- The Washington Times - Tuesday, June 10, 2003

From combined dispatches

RANGOON, Burma — A U.N. envoy who met with detained opposition leader Aung San Suu Kyi yesterday said she is “well and in good spirits” and could be released within two weeks.

Razali Ismail was the first outsider to meet with Mrs. Suu Kyi since she was detained by Burma’s military government May 30 and moved to a secret location. Her arrest came after clashes between her supporters and government backers that prompted a crackdown on her pro-democracy party.

After arriving back in Malaysia, his home country, Mr. Razali said he urged Burma’s government to release Mrs. Suu Kyi right away.

“I have been telling them to do it immediately, but they take time,” he said. “They said they still have to look at other circumstances.”

The envoy earlier held talks with two of the junta’s top generals, who he said assured him Mrs. Suu Kyi’s detention will be lifted quickly.

“They gave assurances, but they didn’t give specific dates,” he said. “I think two weeks, they should release her.”

Burma’s deputy foreign minister, Khin Maung Win, issued a statement saying the “safe custody measures” against Mrs. Suu Kyi will be lifted, but did not disclose a specific time.

World leaders, including President Bush, have urged Burma’s generals to release Mrs. Suu Kyi and threatened more economic sanctions against the nation, formally known as Myanmar.

Yesterday, Mr. Bush enlisted Thailand’s help in pressing for Burma to immediately release Mrs. Suu Kyi and threatened to expand travel restrictions and other sanctions on the country’s military rulers.

“We are reviewing our policy with regard to the current situation,” a Bush administration official said.

Mr. Bush and Prime Minister Thaksin Shinawatra of Thailand, Burma’s neighbor, used their White House meeting to keep up the pressure.

“The two leaders agreed on the need for immediate release of Aung San Suu Kyi and other National League for Democracy members,” White House spokesman Ari Fleischer told reporters.

There were widespread concerns that Mrs. Suu Kyi, who won the 1991 Nobel Peace Prize for her nonviolent struggle for democracy, was injured during her detention.

“I can assure you she is well and in good spirits. No injury on the face, arm,” said Mr. Razali, who met with her for an hour.

He left Burma soon after the meeting and told reporters during a stopover in Singapore that the detention and the crackdown could potentially undermine the national reconciliation process.

“This is a point I have made to the government and Aung San Suu Kyi. They have to get back to discussing things with each other as expeditiously as possible,” he said.

Mr. Razali also said the government must free several members of Mrs. Suu Kyi’s party, who are being held in different places. In Rangoon, he said Mrs. Suu Kyi told him her version of the May 30 events, but he did not elaborate.

The government said her motorcade tried to go through thousands of pro-government protesters, and four persons were killed.

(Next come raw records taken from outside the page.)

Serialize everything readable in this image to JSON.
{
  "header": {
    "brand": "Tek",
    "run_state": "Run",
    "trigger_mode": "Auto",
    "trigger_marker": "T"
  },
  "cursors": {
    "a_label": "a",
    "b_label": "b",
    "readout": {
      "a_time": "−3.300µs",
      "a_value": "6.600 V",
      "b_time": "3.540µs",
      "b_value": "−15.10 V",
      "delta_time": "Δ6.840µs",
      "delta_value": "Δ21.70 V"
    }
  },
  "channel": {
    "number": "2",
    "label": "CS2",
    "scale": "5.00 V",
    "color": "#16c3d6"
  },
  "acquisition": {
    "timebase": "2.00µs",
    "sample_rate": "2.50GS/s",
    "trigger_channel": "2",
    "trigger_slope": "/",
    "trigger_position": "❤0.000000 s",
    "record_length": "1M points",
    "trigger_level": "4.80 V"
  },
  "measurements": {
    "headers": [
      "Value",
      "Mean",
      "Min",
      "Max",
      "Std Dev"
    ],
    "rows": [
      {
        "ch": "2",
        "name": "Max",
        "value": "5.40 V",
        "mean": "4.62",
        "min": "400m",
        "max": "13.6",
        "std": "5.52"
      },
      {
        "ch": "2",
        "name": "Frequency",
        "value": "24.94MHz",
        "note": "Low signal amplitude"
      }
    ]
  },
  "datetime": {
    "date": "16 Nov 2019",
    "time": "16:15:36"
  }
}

But exiled opposition figures in Thailand said pro-junta thugs started the violence and as many as 70 persons were killed.

The U.S. State Department said the May 30 clash appears to have been an ambush by junta supporters. It said events suggest the junta has ended efforts at national reconciliation, opened most recently in late 2000 and brokered by Mr. Razali in a series of visits.

Since the clash, offices of Mrs. Suu Kyi’s National League for Democracy party have been shut and other party leaders are under house arrest.

Mrs. Suu Kyi spent six years under house arrest from 1989 to 1995. Her party won general elections in 1990 but was blocked by the military from taking power.